Current density is the rate of flow of charges per unit time per unit area. Ohm’s law gives the relationship between current, voltage, and resistance. The current is directly proportional to the voltage. The opposition to the flow of current is equal to the resistance. The resistance is the ratio of voltage to the current. We can use the concept of current density in terms of electric field and current. By using Ohm’s law, we can find the current through the swimmer.

Formulae:

The current density due to the current flow through the wire, $J=\frac{i}{A}$ …(i)

Here, i is current, J is current density, and A is area of cross-section.

The current density due to the electric field, $J=\frac{E}{\mathrm{p}}$ …(ii)

Here, J is the current density, E is the electric field, and p is resistivity.

The potential difference due to the differential equation, $V=-{\int }_D^{D+∆r}Edr$ …(iii)

Here, E is the electric field, V is voltage, dr is small distance.

The voltage equation using Ohm’s law, V = lR …(iv)

Here, V is the potential difference, l is current, R is resistance.

The cross-sectional area of the wire, $A={\mathrm{\pi r}}^2$ …(v)

Here, A is area of cross-section, r is radius

The current spreads uniformly over the hemisphere.

Thus, the equation of the current density through the total area can be given using equation (v) in equation (i) as follows:

$J=\frac{i}{2{\mathrm{\pi r}}^2}$

The resistivity of water;$p_w=30\Omega m$

Now, the equation of the electric field using this above value substituted in equation (ii) can be given as follows:

$E=\left(\frac{i}{2{\mathrm{\pi r}}^2}\right)p_w$

Now,there exists a potential difference between the points D and $D+∆r$.

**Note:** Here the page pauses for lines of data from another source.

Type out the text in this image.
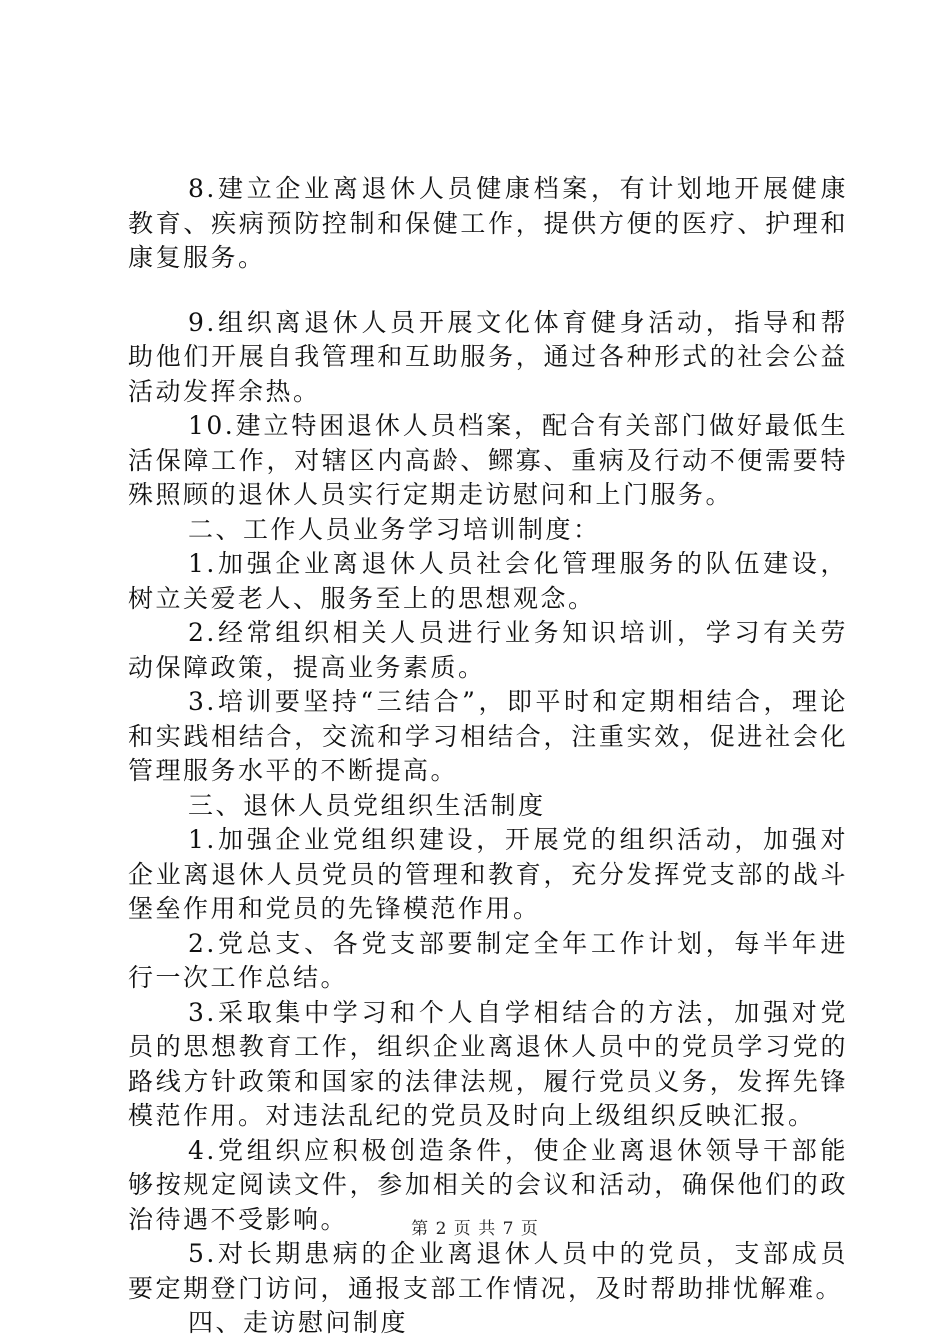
8.建立企业离退休人员健康档案，有计划地开展健康教育、疾病预防控制和保健工作，提供方便的医疗、护理和康复服务。

9.组织离退休人员开展文化体育健身活动，指导和帮助他们开展自我管理和互助服务，通过各种形式的社会公益活动发挥余热。

10.建立特困退休人员档案，配合有关部门做好最低生活保障工作，对辖区内高龄、鳏寡、重病及行动不便需要特殊照顾的退休人员实行定期走访慰问和上门服务。

二、工作人员业务学习培训制度：

1.加强企业离退休人员社会化管理服务的队伍建设，树立关爱老人、服务至上的思想观念。

2.经常组织相关人员进行业务知识培训，学习有关劳动保障政策，提高业务素质。

3.培训要坚持“三结合”，即平时和定期相结合，理论和实践相结合，交流和学习相结合，注重实效，促进社会化管理服务水平的不断提高。

三、退休人员党组织生活制度

1.加强企业党组织建设，开展党的组织活动，加强对企业离退休人员党员的管理和教育，充分发挥党支部的战斗堡垒作用和党员的先锋模范作用。

2.党总支、各党支部要制定全年工作计划，每半年进行一次工作总结。

3.采取集中学习和个人自学相结合的方法，加强对党员的思想教育工作，组织企业离退休人员中的党员学习党的路线方针政策和国家的法律法规，履行党员义务，发挥先锋模范作用。对违法乱纪的党员及时向上级组织反映汇报。

4.党组织应积极创造条件，使企业离退休领导干部能够按规定阅读文件，参加相关的会议和活动，确保他们的政治待遇不受影响。

5.对长期患病的企业离退休人员中的党员，支部成员要定期登门访问，通报支部工作情况，及时帮助排忧解难。

四、走访慰问制度

第 2 页 共 7 页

Thus, the potential difference between the two ends of the cone is given using the above value in equation (iii) as follows:

$$\begin{gathered} ∆V={\int }_D^{D+∆r}{p}_{w}dr \\ =-\frac{i{p}_w}{2\mathrm{\pi }}{\int }_D^{D+∆r}\frac{1}{r^2}dr \\ =-\frac{i{p}_w}{2\mathrm{\pi }}{\left(\frac{1}{r}\right)}_D^{D+∆r} \\ =-\frac{i{p}_w}{2\mathrm{\pi }}\left(\frac{1}{D+∆r}-\frac{1}{D}\right) \\ =-\frac{i{p}_w}{2\mathrm{\pi }}\left(\frac{D-D-∆r}{D(D+∆r)}\right) \\ =-\frac{i{p}_w}{2\mathrm{\pi }}\left(\frac{-∆r}{D(D+∆r)}\right) \end{gathered}$$

Now, the current value flowing through the swimmer can be given using the above value and the given data in equation (iv) as follows:

$$\begin{gathered} \mathrm{i}=\frac{{\displaystyle \frac{{\mathrm{ip}}_{\mathrm{w}}}{2\mathrm{\pi }}}\left({\displaystyle \frac{∆\mathrm{r}}{\mathrm{D}(\mathrm{D}+∆\mathrm{r})}}\right)}{\mathrm{R}} \\ =\frac{{\mathrm{ip}}_{\mathrm{w}}∆\mathrm{r}}{2\mathrm{\pi }\left[\mathrm{D}(\mathrm{D}+∆\mathrm{r})\right]\mathrm{R}} \\ =\frac{(78\times {10}^3)\mathrm{A}\times 30\mathrm{\Omega }.\mathrm{m}\times 0.70\mathrm{m}}{2\times 3.14\times \left[35.0\mathrm{m}+0.70\mathrm{m})\right]\times \left(4.00\times {10}^3\right)\mathrm{\Omega }} \\ =5.22\times {10}^{-2}\mathrm{A} \end{gathered}$$

Hence, the value of the current is $5.22\times {10}^{-2}\mathrm{A}$.